Lifters compete in Snatch at the 2015 OKC Cali Open.  Photo courtesy Nazofoto

It takes true mastery of the techniques in order to make it look effortless, which is why it appeals to intellectuals as well as gifted athletes.  It is fantastic strength and endurance training, and a study sponsored by the American Council on Exercise (ACE) found a 20 minute workout consisting of kettlebell swing and snatch intervals burned 20.2 calories per minute, equating to 404 calories in those 20 minutes, or 1212 calories per hour!

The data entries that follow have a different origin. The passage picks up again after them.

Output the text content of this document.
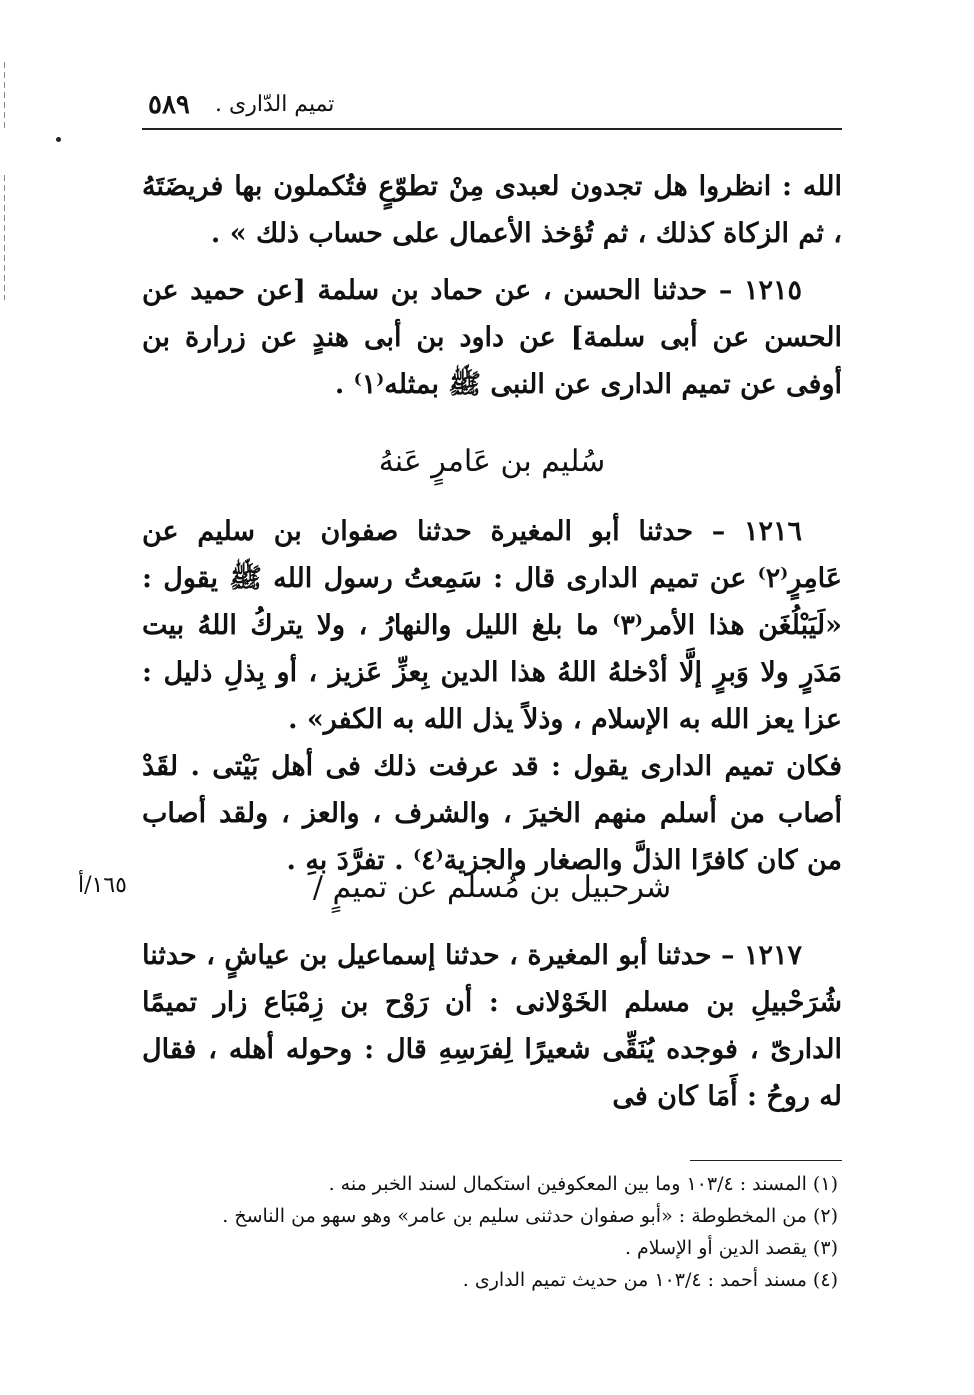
٥٨٩ تميم الدّارى .

الله : انظروا هل تجدون لعبدى مِنْ تطوّعٍ فتُكملون بها فريضَتَهُ ، ثم الزكاة كذلك ، ثم تُؤخذ الأعمال على حساب ذلك » .

١٢١٥ – حدثنا الحسن ، عن حماد بن سلمة [عن حميد عن الحسن عن أبى سلمة] عن داود بن أبى هندٍ عن زرارة بن أوفى عن تميم الدارى عن النبى ﷺ بمثله⁽١⁾ .

سُليم بن عَامرٍ عَنهُ

١٢١٦ – حدثنا أبو المغيرة حدثنا صفوان بن سليم عن عَامِرٍ⁽٢⁾ عن تميم الدارى قال : سَمِعتُ رسول الله ﷺ يقول : «لَيَبْلُغَن هذا الأمر⁽٣⁾ ما بلغ الليل والنهارُ ، ولا يتركُ اللهُ بيت مَدَرٍ ولا وَبرٍ إلَّا أدْخلهُ اللهُ هذا الدين بِعزِّ عَزيز ، أو بِذلِ ذليل : عزا يعز الله به الإسلام ، وذلاً يذل الله به الكفر» .

فكان تميم الدارى يقول : قد عرفت ذلك فى أهل بَيْتى . لقَدْ أصاب من أسلم منهم الخيرَ ، والشرف ، والعز ، ولقد أصاب من كان كافرًا الذلَّ والصغار والجزية⁽٤⁾ . تفرَّدَ بهِ .

شرحبيل بن مُسلم عن تميمٍ /
١٦٥/أ

١٢١٧ – حدثنا أبو المغيرة ، حدثنا إسماعيل بن عياشٍ ، حدثنا شُرَحْبيلِ بن مسلم الخَوْلانى : أن رَوْح بن زِمْبَاع زار تميمًا الدارىّ ، فوجده يُنَقِّى شعيرًا لِفرَسِهِ قال : وحوله أهله ، فقال له روحُ : أَمَا كان فى

(١) المسند : ١٠٣/٤ وما بين المعكوفين استكمال لسند الخبر منه .

(٢) من المخطوطة : «أبو صفوان حدثنى سليم بن عامر» وهو سهو من الناسخ .

(٣) يقصد الدين أو الإسلام .

(٤) مسند أحمد : ١٠٣/٤ من حديث تميم الدارى .
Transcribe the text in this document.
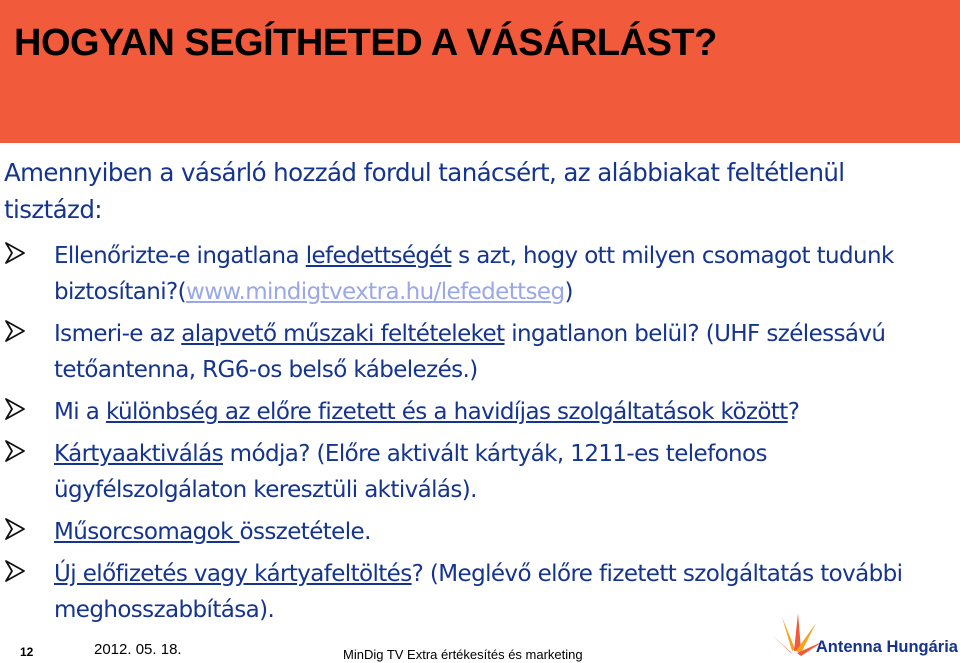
HOGYAN SEGÍTHETED A VÁSÁRLÁST?
Amennyiben a vásárló hozzád fordul tanácsért, az alábbiakat feltétlenül tisztázd:
Ellenőrizte-e ingatlana lefedettségét s azt, hogy ott milyen csomagot tudunk biztosítani?(www.mindigtvextra.hu/lefedettseg)
Ismeri-e az alapvető műszaki feltételeket ingatlanon belül? (UHF szélessávú tetőantenna, RG6-os belső kábelezés.)
Mi a különbség az előre fizetett és a havidíjas szolgáltatások között?
Kártyaaktiválás módja? (Előre aktivált kártyák, 1211-es telefonos ügyfélszolgálaton keresztüli aktiválás).
Műsorcsomagok összetétele.
Új előfizetés vagy kártyafeltöltés? (Meglévő előre fizetett szolgáltatás további meghosszabbítása).
12	2012. 05. 18.	MinDig TV Extra értékesítés és marketing	Antenna Hungária
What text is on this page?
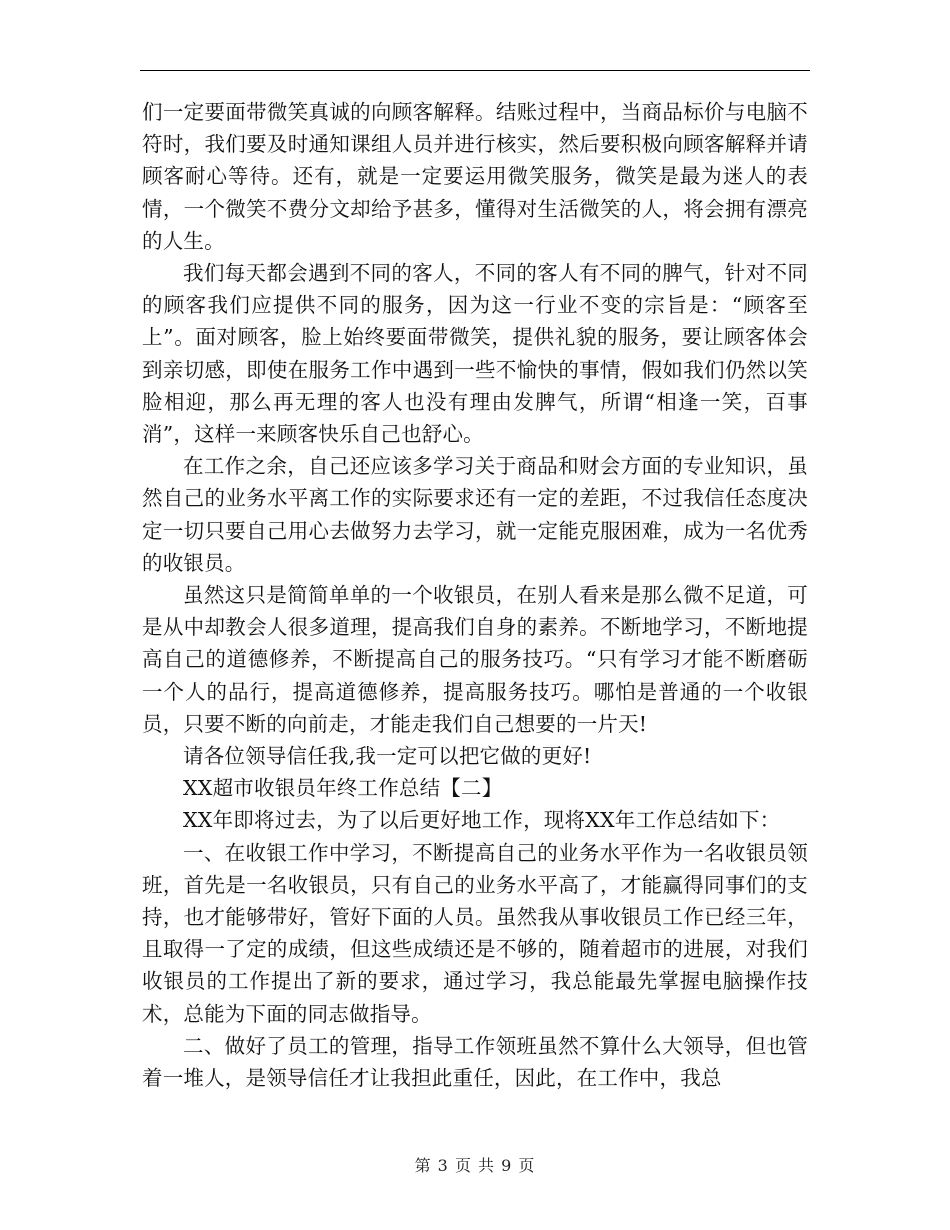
们一定要面带微笑真诚的向顾客解释。结账过程中，当商品标价与电脑不符时，我们要及时通知课组人员并进行核实，然后要积极向顾客解释并请顾客耐心等待。还有，就是一定要运用微笑服务，微笑是最为迷人的表情，一个微笑不费分文却给予甚多，懂得对生活微笑的人，将会拥有漂亮的人生。

我们每天都会遇到不同的客人，不同的客人有不同的脾气，针对不同的顾客我们应提供不同的服务，因为这一行业不变的宗旨是：“顾客至上”。面对顾客，脸上始终要面带微笑，提供礼貌的服务，要让顾客体会到亲切感，即使在服务工作中遇到一些不愉快的事情，假如我们仍然以笑脸相迎，那么再无理的客人也没有理由发脾气，所谓“相逢一笑，百事消”，这样一来顾客快乐自己也舒心。

在工作之余，自己还应该多学习关于商品和财会方面的专业知识，虽然自己的业务水平离工作的实际要求还有一定的差距，不过我信任态度决定一切只要自己用心去做努力去学习，就一定能克服困难，成为一名优秀的收银员。

虽然这只是简简单单的一个收银员，在别人看来是那么微不足道，可是从中却教会人很多道理，提高我们自身的素养。不断地学习，不断地提高自己的道德修养，不断提高自己的服务技巧。“只有学习才能不断磨砺一个人的品行，提高道德修养，提高服务技巧。哪怕是普通的一个收银员，只要不断的向前走，才能走我们自己想要的一片天!

请各位领导信任我,我一定可以把它做的更好!

XX超市收银员年终工作总结【二】

XX年即将过去，为了以后更好地工作，现将XX年工作总结如下：

一、在收银工作中学习，不断提高自己的业务水平作为一名收银员领班，首先是一名收银员，只有自己的业务水平高了，才能赢得同事们的支持，也才能够带好，管好下面的人员。虽然我从事收银员工作已经三年，且取得一了定的成绩，但这些成绩还是不够的，随着超市的进展，对我们收银员的工作提出了新的要求，通过学习，我总能最先掌握电脑操作技术，总能为下面的同志做指导。

二、做好了员工的管理，指导工作领班虽然不算什么大领导，但也管着一堆人，是领导信任才让我担此重任，因此，在工作中，我总

第 3 页 共 9 页
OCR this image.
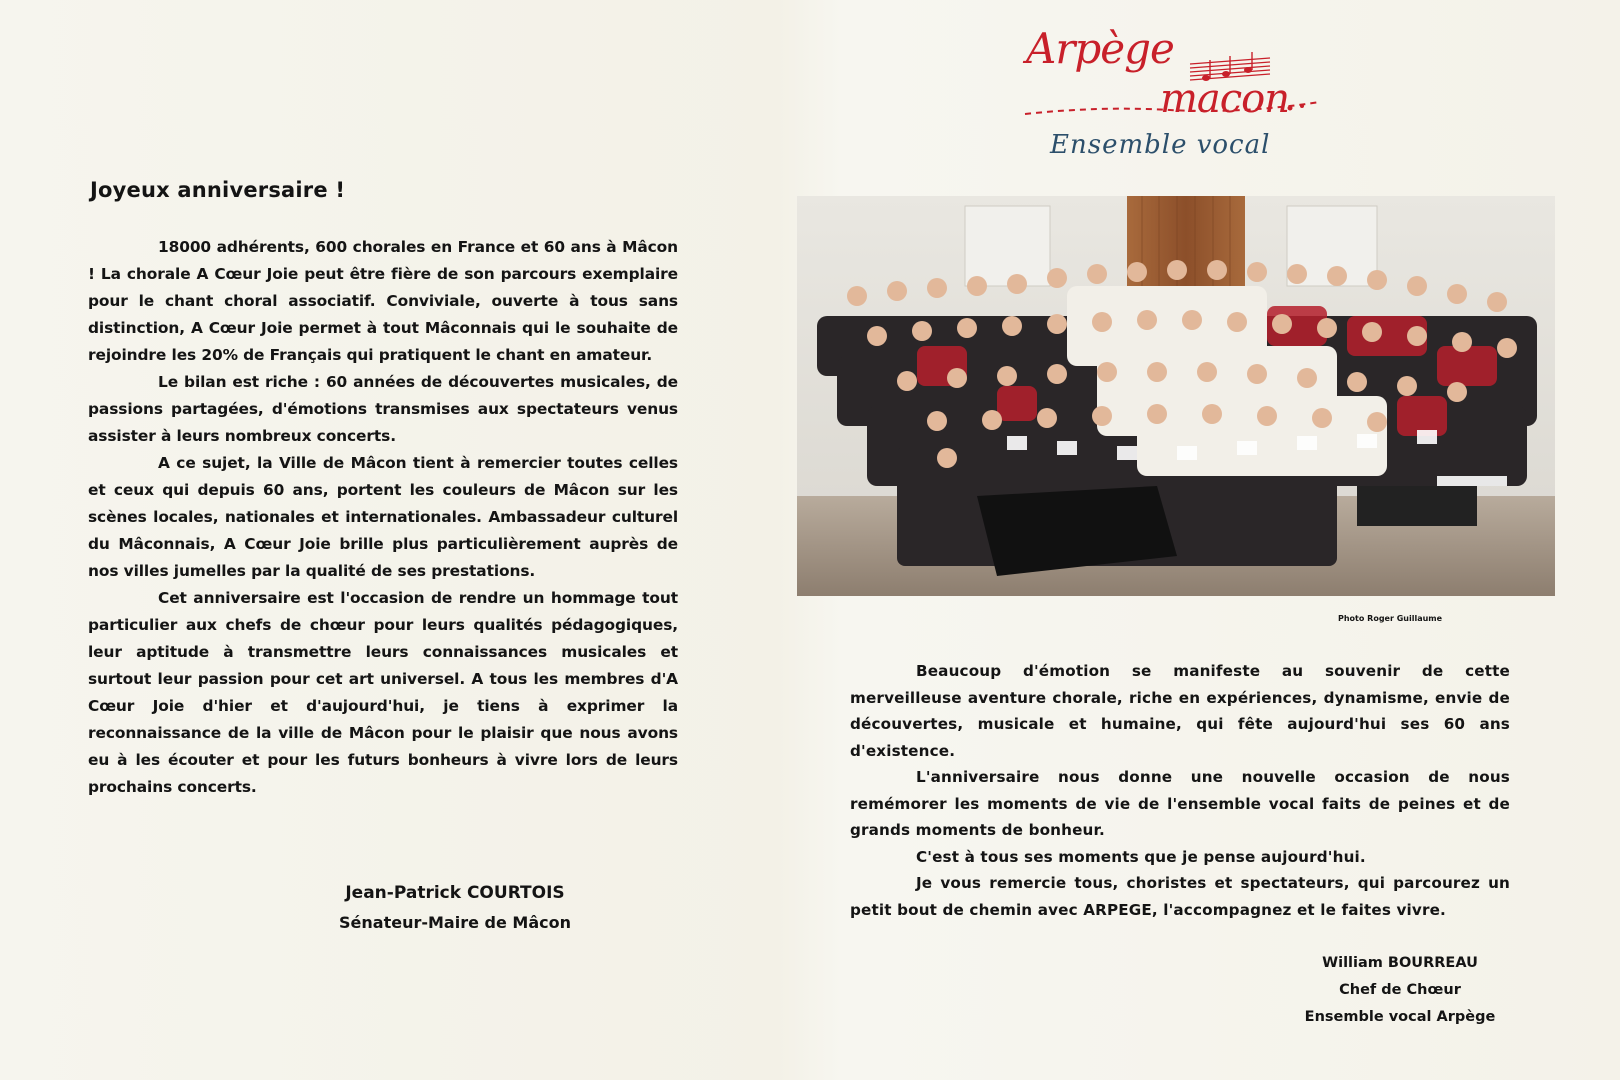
Joyeux anniversaire !

18000 adhérents, 600 chorales en France et 60 ans à Mâcon ! La chorale A Cœur Joie peut être fière de son parcours exemplaire pour le chant choral associatif. Conviviale, ouverte à tous sans distinction, A Cœur Joie permet à tout Mâconnais qui le souhaite de rejoindre les 20% de Français qui pratiquent le chant en amateur.

Le bilan est riche : 60 années de découvertes musicales, de passions partagées, d'émotions transmises aux spectateurs venus assister à leurs nombreux concerts.

A ce sujet, la Ville de Mâcon tient à remercier toutes celles et ceux qui depuis 60 ans, portent les couleurs de Mâcon sur les scènes locales, nationales et internationales. Ambassadeur culturel du Mâconnais, A Cœur Joie brille plus particulièrement auprès de nos villes jumelles par la qualité de ses prestations.

Cet anniversaire est l'occasion de rendre un hommage tout particulier aux chefs de chœur pour leurs qualités pédagogiques, leur aptitude à transmettre leurs connaissances musicales et surtout leur passion pour cet art universel. A tous les membres d'A Cœur Joie d'hier et d'aujourd'hui, je tiens à exprimer la reconnaissance de la ville de Mâcon pour le plaisir que nous avons eu à les écouter et pour les futurs bonheurs à vivre lors de leurs prochains concerts.

Jean-Patrick COURTOIS
Sénateur-Maire de Mâcon
Arpège
macon
Ensemble vocal
Photo Roger Guillaume

Beaucoup d'émotion se manifeste au souvenir de cette merveilleuse aventure chorale, riche en expériences, dynamisme, envie de découvertes, musicale et humaine, qui fête aujourd'hui ses 60 ans d'existence.

L'anniversaire nous donne une nouvelle occasion de nous remémorer les moments de vie de l'ensemble vocal faits de peines et de grands moments de bonheur.

C'est à tous ses moments que je pense aujourd'hui.

Je vous remercie tous, choristes et spectateurs, qui parcourez un petit bout de chemin avec ARPEGE, l'accompagnez et le faites vivre.

William BOURREAU
Chef de Chœur
Ensemble vocal Arpège
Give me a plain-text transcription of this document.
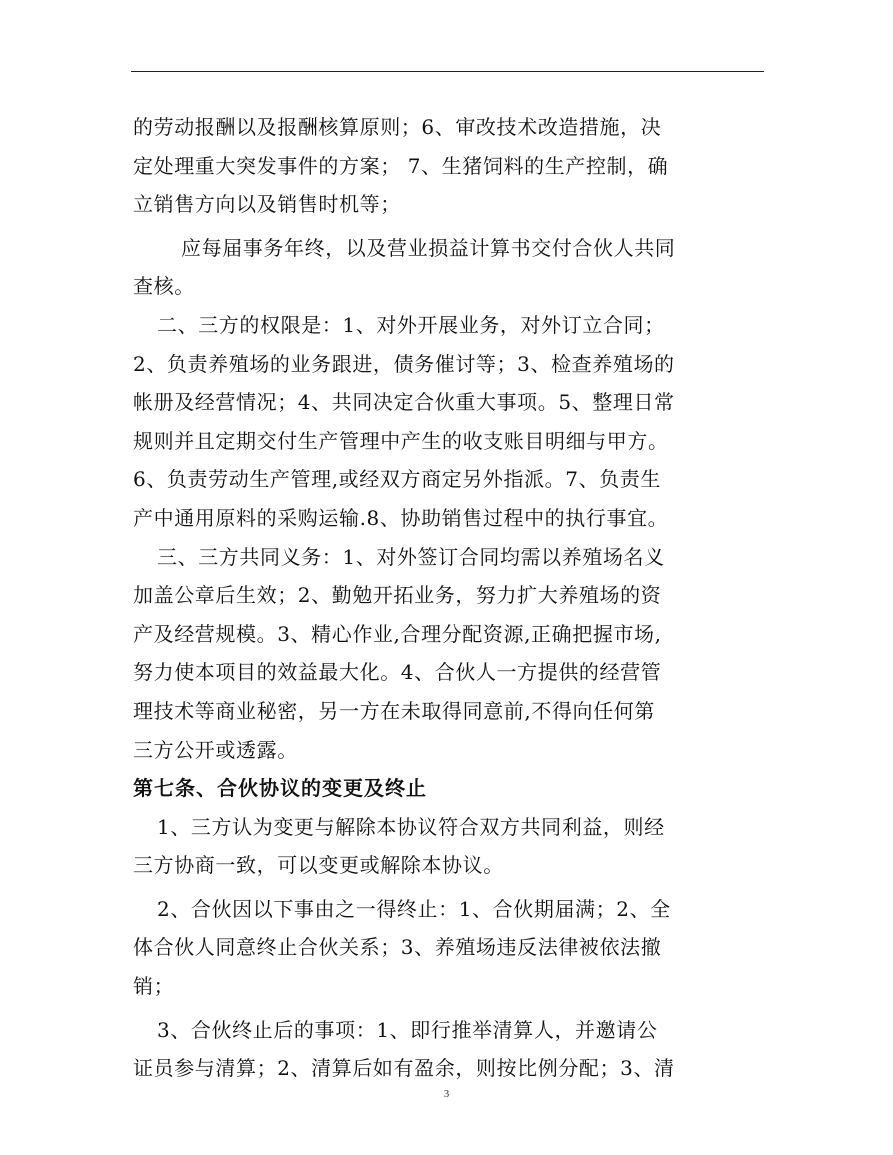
的劳动报酬以及报酬核算原则；6、审改技术改造措施，决
定处理重大突发事件的方案； 7、生猪饲料的生产控制，确
立销售方向以及销售时机等；
应每届事务年终，以及营业损益计算书交付合伙人共同
查核。
二、三方的权限是：1、对外开展业务，对外订立合同；
2、负责养殖场的业务跟进，债务催讨等；3、检查养殖场的
帐册及经营情况；4、共同决定合伙重大事项。5、整理日常
规则并且定期交付生产管理中产生的收支账目明细与甲方。
6、负责劳动生产管理,或经双方商定另外指派。7、负责生
产中通用原料的采购运输.8、协助销售过程中的执行事宜。
三、三方共同义务：1、对外签订合同均需以养殖场名义
加盖公章后生效；2、勤勉开拓业务，努力扩大养殖场的资
产及经营规模。3、精心作业,合理分配资源,正确把握市场,
努力使本项目的效益最大化。4、合伙人一方提供的经营管
理技术等商业秘密，另一方在未取得同意前,不得向任何第
三方公开或透露。
第七条、合伙协议的变更及终止
1、三方认为变更与解除本协议符合双方共同利益，则经
三方协商一致，可以变更或解除本协议。
2、合伙因以下事由之一得终止：1、合伙期届满；2、全
体合伙人同意终止合伙关系；3、养殖场违反法律被依法撤
销；
3、合伙终止后的事项：1、即行推举清算人，并邀请公
证员参与清算；2、清算后如有盈余，则按比例分配；3、清
3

Professional lifter Denis Vasilev.  Photo courtesy Nazofoto

When I first picked up a kettlebell it was not with the intention of becoming a kettlebell instructor.   I had heard stories that kettlebells could improve your core and grip strength and improve stability around your shoulders, knees, ankles, etc.  I was curious and thought the kettlebell might improve my deadlift, squat and bench press, so I started some very simple exercises with a very light kettlebell to see if I could get a bit of a boost.  Immediately I was humbled by the amount of work that I could get in with such a small, compact weight.  With kettlebells, I was building more strength than ever - and faster, I might add - and I was developing my cardiovascular capacity, which I had never been able to do with powerlifting.  My joints were feeling better instead of worse after a long workout.  The kettlebell challenged me in ways I'd never been challenged... it was living up to its reputation.  Ultimately I transitioned from using kettlebells to assist my barbell work to using barbells to assist my kettlebell work.

Kettlebell Sport class at Seattle Kettlebell Club

As a personal trainer and the 2014 WA USAPL Coach of the Year, I love that while kettlebell sport can be very challenging it is a sport that even if they never compete, people of all fitness levels and abilities can learn, practice, and achieve fantastic rewards from… making it a true sport for the everyman.